Most providers do not support server-side include/exclude filtering beyond prefix scoping. This means:
- The connector still lists everything under the asset.
- Filters only reduce what becomes a scan request.
- Filters do not necessarily reduce enumeration cost.
Therefore:
- Use asset for coarse partitioning.
- Use filters for fine-grained tuning.
See Reference → Filters for detailed syntax.
Asset vs Filter Best Practices🔗
Prefer pushing boundaries into the asset:
| OK | Better |
|---|---|
asset=my-bucket, filter=prefix1/** |
asset=my-bucket/prefix1, filter="" |
asset=my-bucket, filter=sub1/* |
asset=my-bucket/sub1, filter="*" |
Filters vs Assets — Pros & Cons🔗
- Assets (partitioning at source):
- Pros: enables parallel enumeration; reduces per‑connector list volume; isolates failures per shard
- Cons: requires coordination of partitioning (naming/scope decisions)
- Filters (evaluation at connector):
- Pros: simple per‑connector scoping without changing infrastructure; expressive (rsync‑like)
- Cons: filters are applied after listing within the asset; for very large repos, exhaustive filters can still incur heavy list operations
Guidance:
- Prefer asset for coarse boundaries (folders/prefixes/libraries).
- Use filter for light include/exclude tuning.
- Keep filters simple.
- Complex filters can force broad listings.
Sharding and Scaling Strategy🔗
For very large repositories (millions to billions of objects), a single connector instance may become enumeration-bound.
The correct scaling strategy is asset-based sharding.
Deploy multiple connector instances, each with a distinct asset partition.
Examples:
-
S3:
bucket/Abucket/Bbucket/C
-
Time partitions:
bucket/2025-01bucket/2025-02
-
Filesystem:
/data/shard1/data/shard2
-
SharePoint:
- Separate document libraries or folder scopes
This approach:
- Parallelizes enumeration
- Reduces list volume per connector
- Isolates failures per shard
- Aligns with horizontal worker scaling
Filter-based sharding is possible but less efficient because enumeration still occurs at the broader asset level.
Item Actions🔗
DSXCONNECTOR_ITEM_ACTION defines what happens when a file is marked malicious.
| Value | Behavior |
|---|---|
nothing |
Report only |
delete |
Remove the object |
tag |
Apply provider-specific metadata |
move |
Relocate to quarantine |
move_tag |
Move and tag |
When using move or move_tag, configure:
DSXCONNECTOR_ITEM_ACTION_MOVE_METAINFO
Its meaning depends on the repository (directory, prefix, folder, etc.) and connector.
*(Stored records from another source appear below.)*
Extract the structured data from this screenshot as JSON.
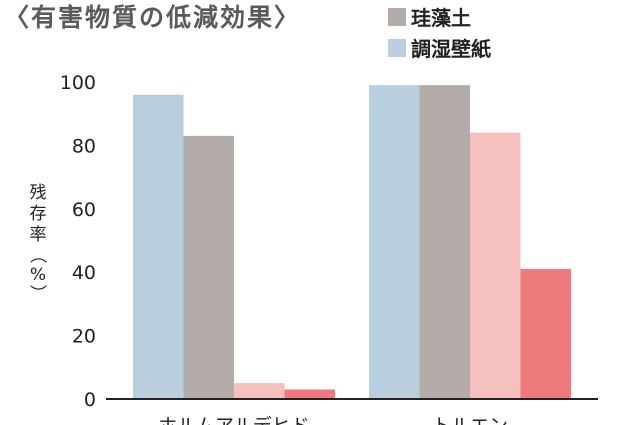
{
  "chart_data": {
    "type": "bar",
    "title": "〈有害物質の低減効果〉",
    "ylabel_lines": [
      "残",
      "存",
      "率",
      "（",
      "%",
      "）"
    ],
    "ylim": [
      0,
      100
    ],
    "yticks": [
      0,
      20,
      40,
      60,
      80,
      100
    ],
    "categories": [
      "ホルムアルデヒド",
      "トルエン"
    ],
    "series": [
      {
        "name": "調湿壁紙",
        "color": "#b9cfdd",
        "values": [
          96,
          99
        ]
      },
      {
        "name": "珪藻土",
        "color": "#b3aca8",
        "values": [
          83,
          99
        ]
      },
      {
        "name": "",
        "color": "#f6c0bf",
        "values": [
          5,
          84
        ]
      },
      {
        "name": "",
        "color": "#ee7a7e",
        "values": [
          3,
          41
        ]
      }
    ],
    "legend": [
      {
        "label": "珪藻土",
        "color": "#b3aca8"
      },
      {
        "label": "調湿壁紙",
        "color": "#b9cfdd"
      }
    ],
    "legend_position": "top-right",
    "grid": false
  }
}
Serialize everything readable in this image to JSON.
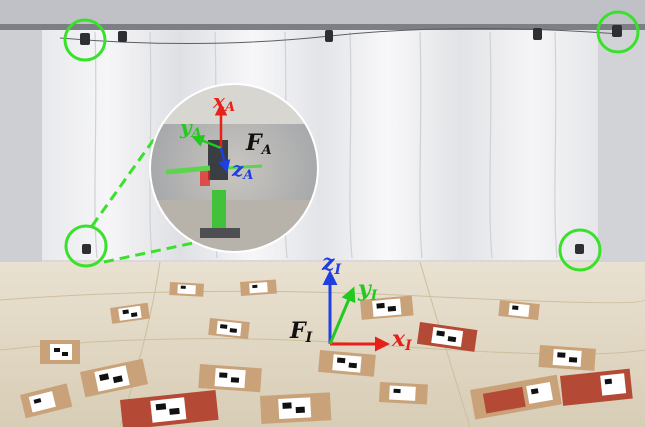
{
  "labels": {
    "world_frame": {
      "symbol": "F",
      "subscript": "I"
    },
    "world_axes": {
      "x": {
        "symbol": "x",
        "subscript": "I"
      },
      "y": {
        "symbol": "y",
        "subscript": "I"
      },
      "z": {
        "symbol": "z",
        "subscript": "I"
      }
    },
    "drone_frame": {
      "symbol": "F",
      "subscript": "A"
    },
    "drone_axes": {
      "x": {
        "symbol": "x",
        "subscript": "A"
      },
      "y": {
        "symbol": "y",
        "subscript": "A"
      },
      "z": {
        "symbol": "z",
        "subscript": "A"
      }
    }
  },
  "colors": {
    "x_axis": "#e8201a",
    "y_axis": "#22c91e",
    "z_axis": "#1f3fe0",
    "highlight": "#39e12b",
    "frame_label": "#111111"
  },
  "objects": {
    "tracking_cameras_highlighted": 4,
    "icons": [
      "motion-capture-camera-icon",
      "aruco-marker-icon",
      "drone-icon"
    ]
  }
}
As an example (filesystem connector), this setting refers to a quarantine folder within the asset root.
Deployment Considerations🔗
Connector scaling differs by deployment model.
In Docker Compose:
- Run multiple connector containers manually for sharding.
In Kubernetes:
- Deploy multiple releases or replicas with distinct assets.
- Combine connector sharding with worker concurrency and replica scaling.
- Use resource requests/limits and autoscaling where appropriate.
Connector strategy should align with your overall deployment model and scaling goals.